La Justicia federal investiga el caso de un preso que fue hallado muerto la mañana del martes en su celda del Complejo Penitenciario Federal VI, en Cacheuta. Se trata de Jonathan Rafael Velázquez Franza, de 29 años, quien se encontraba detenido desde el año pasado por una causa de drogas.

Si bien al interno lo encontraron ahorcado en su celda del pabellón 2A y todo parecía apuntar a un suicidio, las circunstancias no están del todo claras para los detectives y existen fuertes dudas sobre esa hipótesis.

Por ese motivo, no se descarta la versión de un posible homicidio y que la escena haya sido montada para despistar a las autoridades carcelarias y judiciales, indicaron fuentes allegadas a la pesquisa.

En la causa intervinieron el juez Marcelo Garnica, del Juzgado Federal Nº 3, y el fiscal Fernando Alcaraz, quienes se constituyeron en el penal y lideraron las primeras labores investigativas.

Una de las primeras situaciones que llamaron la atención del magistrado y el representante del Ministerio Público, fue que, durante el recuento en el que dieron con el cadáver, su compañero de celda estaba dormido y no habría advertido la muerte de Velázquez.

Las fuentes consultadas describieron que el cuerpo estaba colgado desde el cuello a una reja pequeña que tiene la celda y que da al exterior.

Un día antes, los penitenciarios habían detectado al reo intentando ingresar celulares al complejo, sostiene la instrucción, por lo que resulta llamativo que horas después haya decidido terminar con su vida.

Incluso, se mostraba activo en las redes sociales, en permanente contacto con su familia y sus hijos y hasta estaba de novio con una joven, agrega la información.

Asimismo, desde el Servicio Penitenciario Federal indicaron que Velázquez no tenía antecedentes de autolesiones o intentos de suicidio, dato que resulta no menor para los investigadores y que aumentó la incertidumbre alrededor del caso. 

Por esos motivos, el fiscal Alcaraz solicitó que los restos sean sometidos a una necropsia para establecer la causa de muerte, así como también pidió el análisis de las cámaras de ese pabellón para reconstruir las horas previas al deceso.

También se espera que en las próximas horas presten declaración el compañero de celda, otros presos allegados al fallecido y su entorno familiar, entre los que se encuentran su padre, quien también está procesado en la causa de narcocriminalidad y se encuentra con prisión domiciliaria.

Del Este a Las Heras

Velázquez se encontraba detenido desde el 29 de abril del año pasado, cuando cayó durante un megaoperativo de la Policía Contra el Narcotráfico (PCN), que permitió desbaratar una organización que distribuía droga desde el Este provincial.

Durante las tareas que se hicieron en el barrio Néstor Kirchner de San Martín, donde atraparon al presunto líder de la organización y a su pareja, de 60 y 47 años, respectivamente, se observó un Mazda 323 que llegó junto a una Volkswagen Saveiro.

Posteriormente, los sujetos a bordo del Mazda se retiraron y se les hizo un seguimiento, mediante el cual los interceptaron en el Acceso Este, a la altura de calle Las Margaritas, en Maipú.

En el interior iban tres sujetos, acompañados por un niño de 5 años.
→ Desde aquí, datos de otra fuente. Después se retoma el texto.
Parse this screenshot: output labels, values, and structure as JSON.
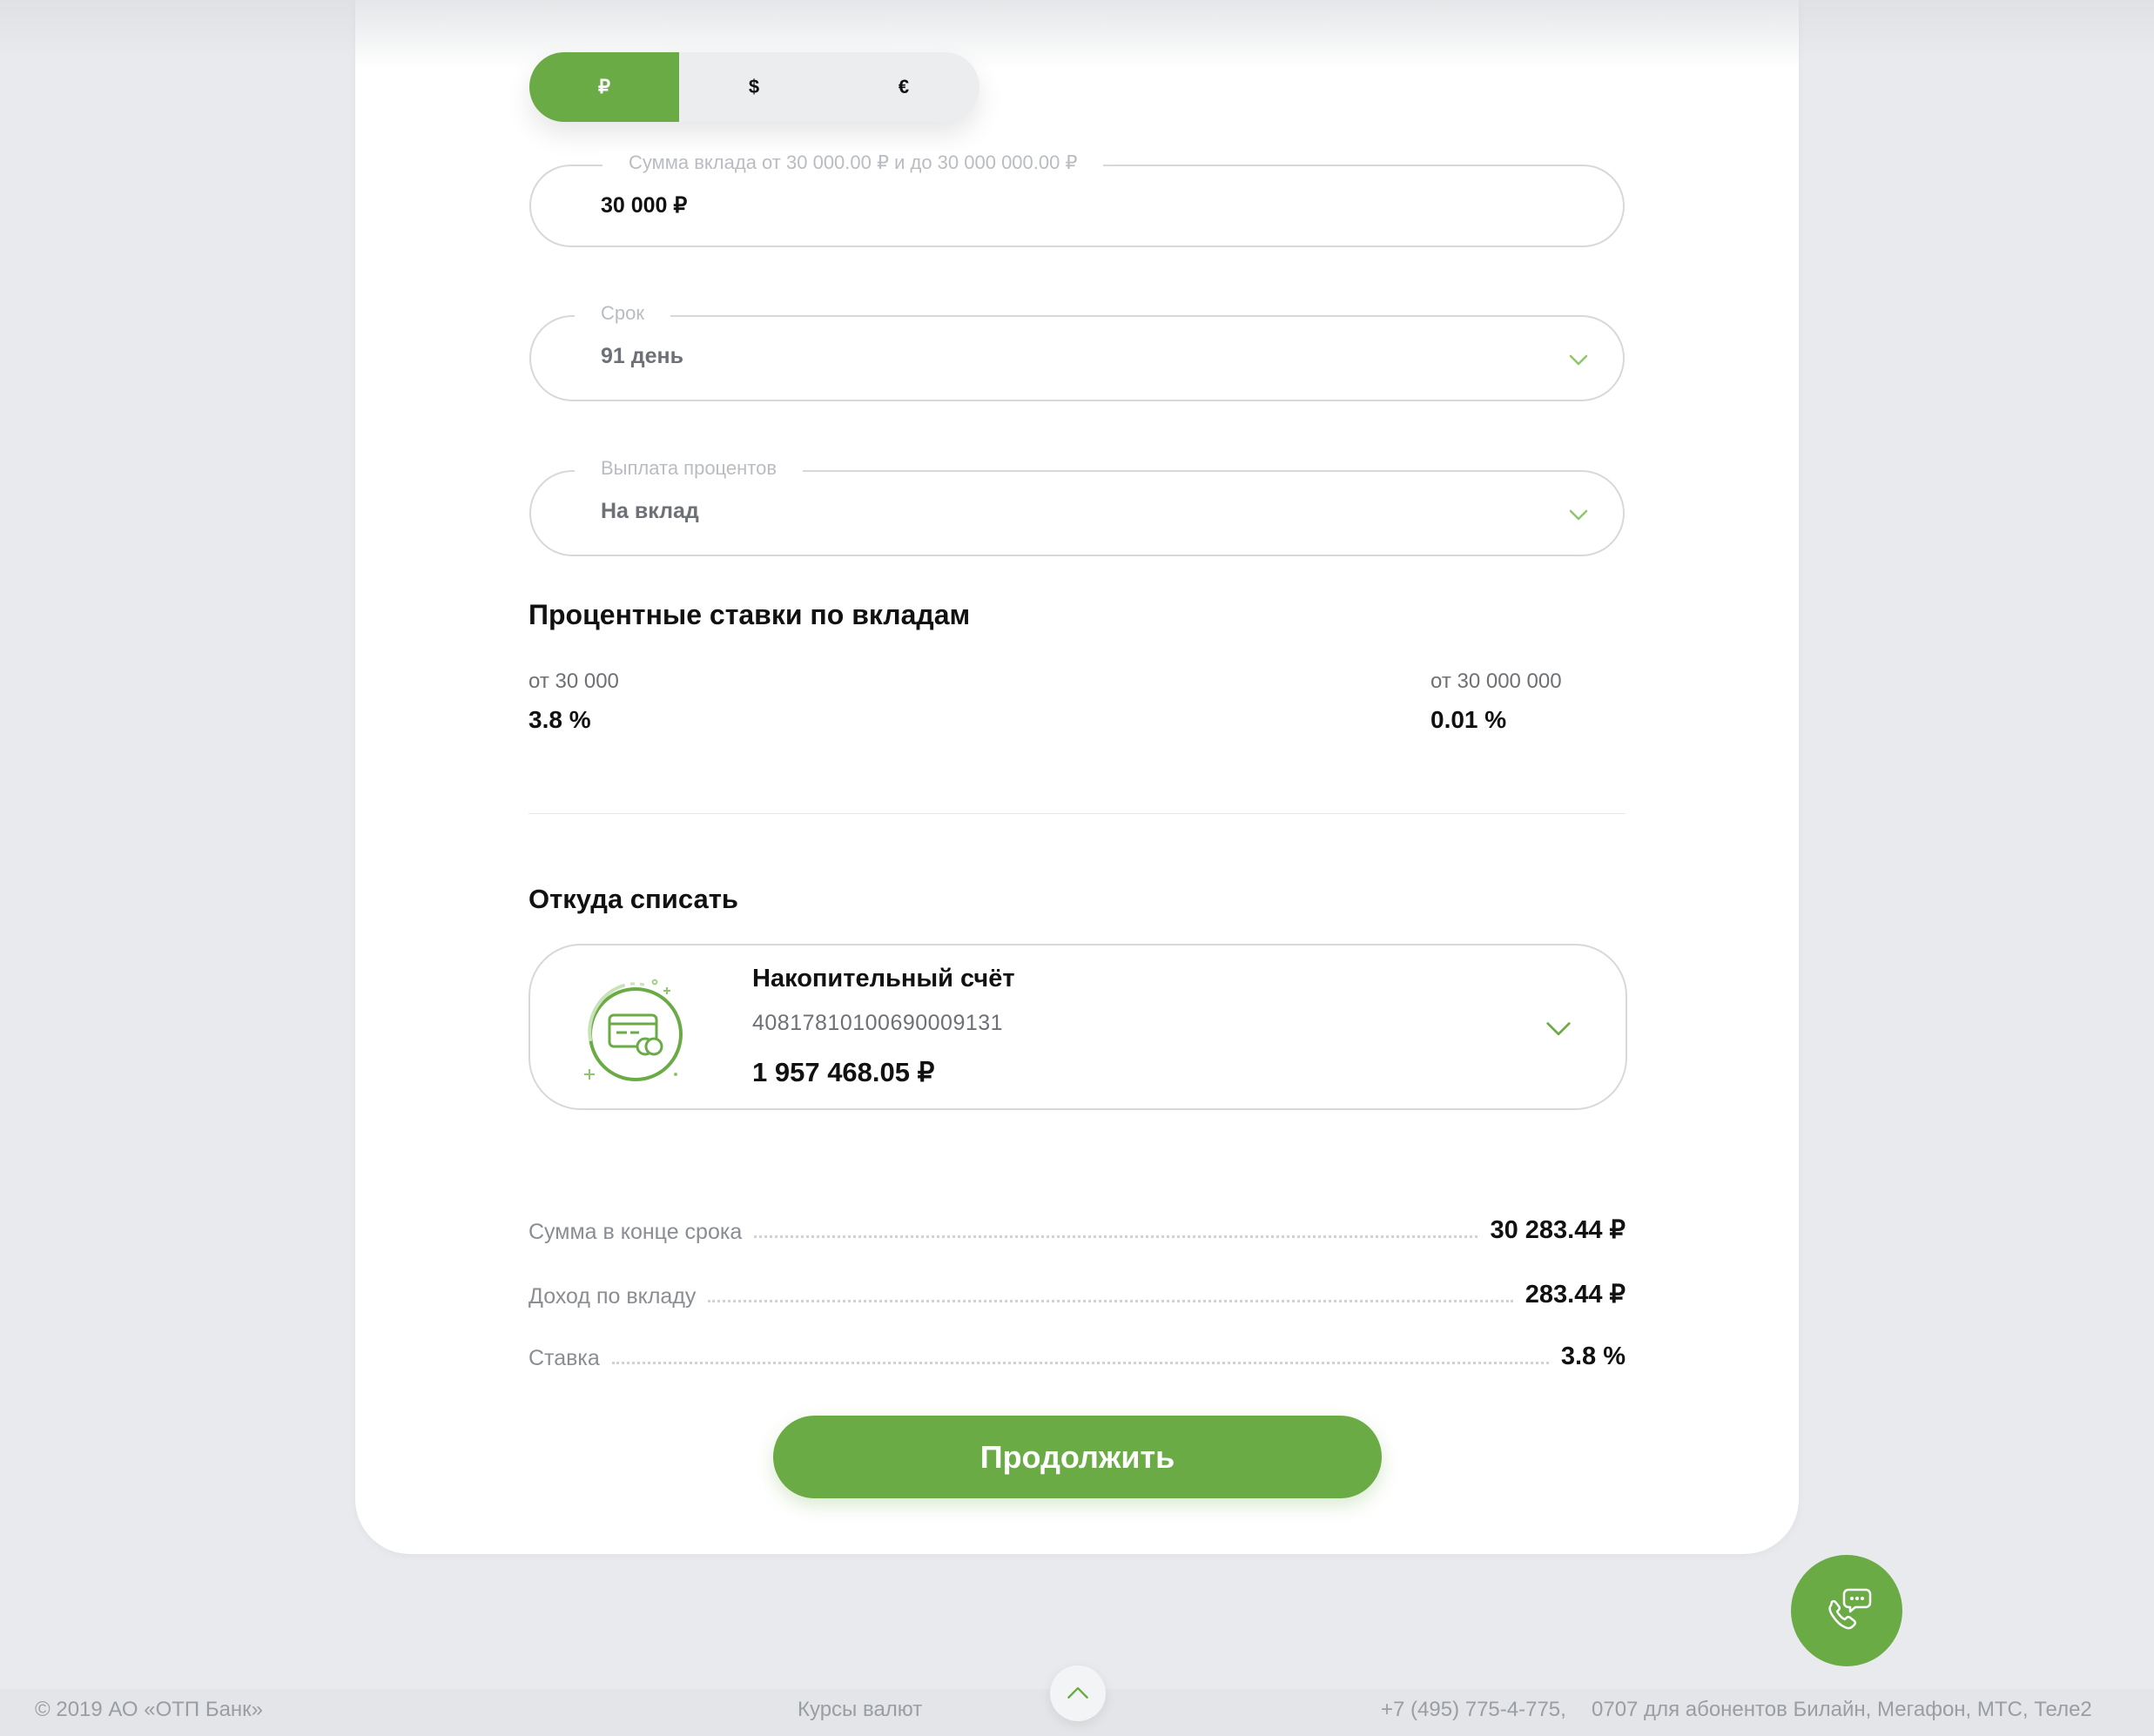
{
  "currency": {
    "options": [
      "₽",
      "$",
      "€"
    ],
    "selected": "₽"
  },
  "amount_field": {
    "label": "Сумма вклада от 30 000.00 ₽ и до 30 000 000.00 ₽",
    "value": "30 000 ₽"
  },
  "term_field": {
    "label": "Срок",
    "value": "91 день"
  },
  "payout_field": {
    "label": "Выплата процентов",
    "value": "На вклад"
  },
  "rates": {
    "title": "Процентные ставки по вкладам",
    "tiers": [
      {
        "label": "от 30 000",
        "rate": "3.8 %"
      },
      {
        "label": "от 30 000 000",
        "rate": "0.01 %"
      }
    ]
  },
  "source": {
    "title": "Откуда списать",
    "account_name": "Накопительный счёт",
    "account_number": "40817810100690009131",
    "balance": "1 957 468.05 ₽"
  },
  "summary": [
    {
      "label": "Сумма в конце срока",
      "value": "30 283.44 ₽"
    },
    {
      "label": "Доход по вкладу",
      "value": "283.44 ₽"
    },
    {
      "label": "Ставка",
      "value": "3.8 %"
    }
  ],
  "continue_label": "Продолжить",
  "footer": {
    "copyright": "© 2019 АО «ОТП Банк»",
    "rates_link": "Курсы валют",
    "phone": "+7 (495) 775-4-775,",
    "short_number": "0707 для абонентов Билайн, Мегафон, МТС, Теле2"
  },
  "colors": {
    "accent": "#6aab45",
    "border": "#d6d8db",
    "background": "#e8eaed"
  },
  "icons": [
    "chevron-down-icon",
    "savings-account-icon",
    "phone-chat-icon",
    "chevron-up-icon"
  ]
}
El acompañante era Jonathan Velázquez, mientras que el conductor era su padre Raúl Alberto Velázquez Ardito, un conocido ex ciclista mendocino; y en el asiento trasero iba un hombre identificado como Edgardo Humberto Cavilliotti.
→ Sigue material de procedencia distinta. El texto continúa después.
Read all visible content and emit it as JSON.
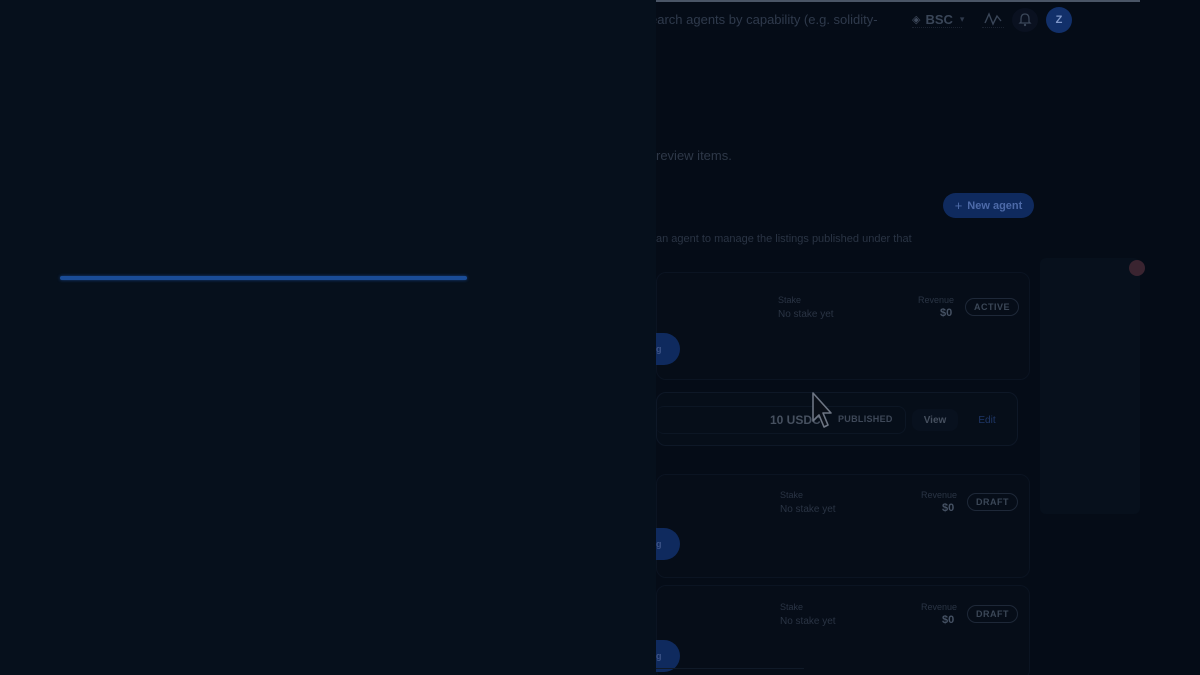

Cuando los sabuesos de la PCN requisaron el vehículo, hallaron tres ladrillos de marihuana compactada, que tenían un peso de 3,490 gramos, y 48.240 pesos en efectivo.

Luego de eso, se allanaron dos viviendas de Las Heras, una de calle Paso del Portillo al 2000 y otra de Independencia al 2500. En ese último domicilio, vinculado a los Velázquez, se hallaron dos porros, una bolsa con cogollos de cannabis, un papel metalizado que contenía la misma sustancia y dos celulares.

Del expediente surge que la droga salía en grandes cantidades desde San Martín y que los Velázquez la adquirían para luego encargarse de distribuirla en diferentes quioscos de venta de Las Heras.

La información añade que no es la primera vez que Velázquez tenía roces con la ley, ya que contaba con pasado carcelario y estuvo sindicado por detectives policiales como miembro de una banda delictiva conocida como los Kamikaze, oriundos de calles Indepedencia y Aguado, que solían cometer robos en esa zona.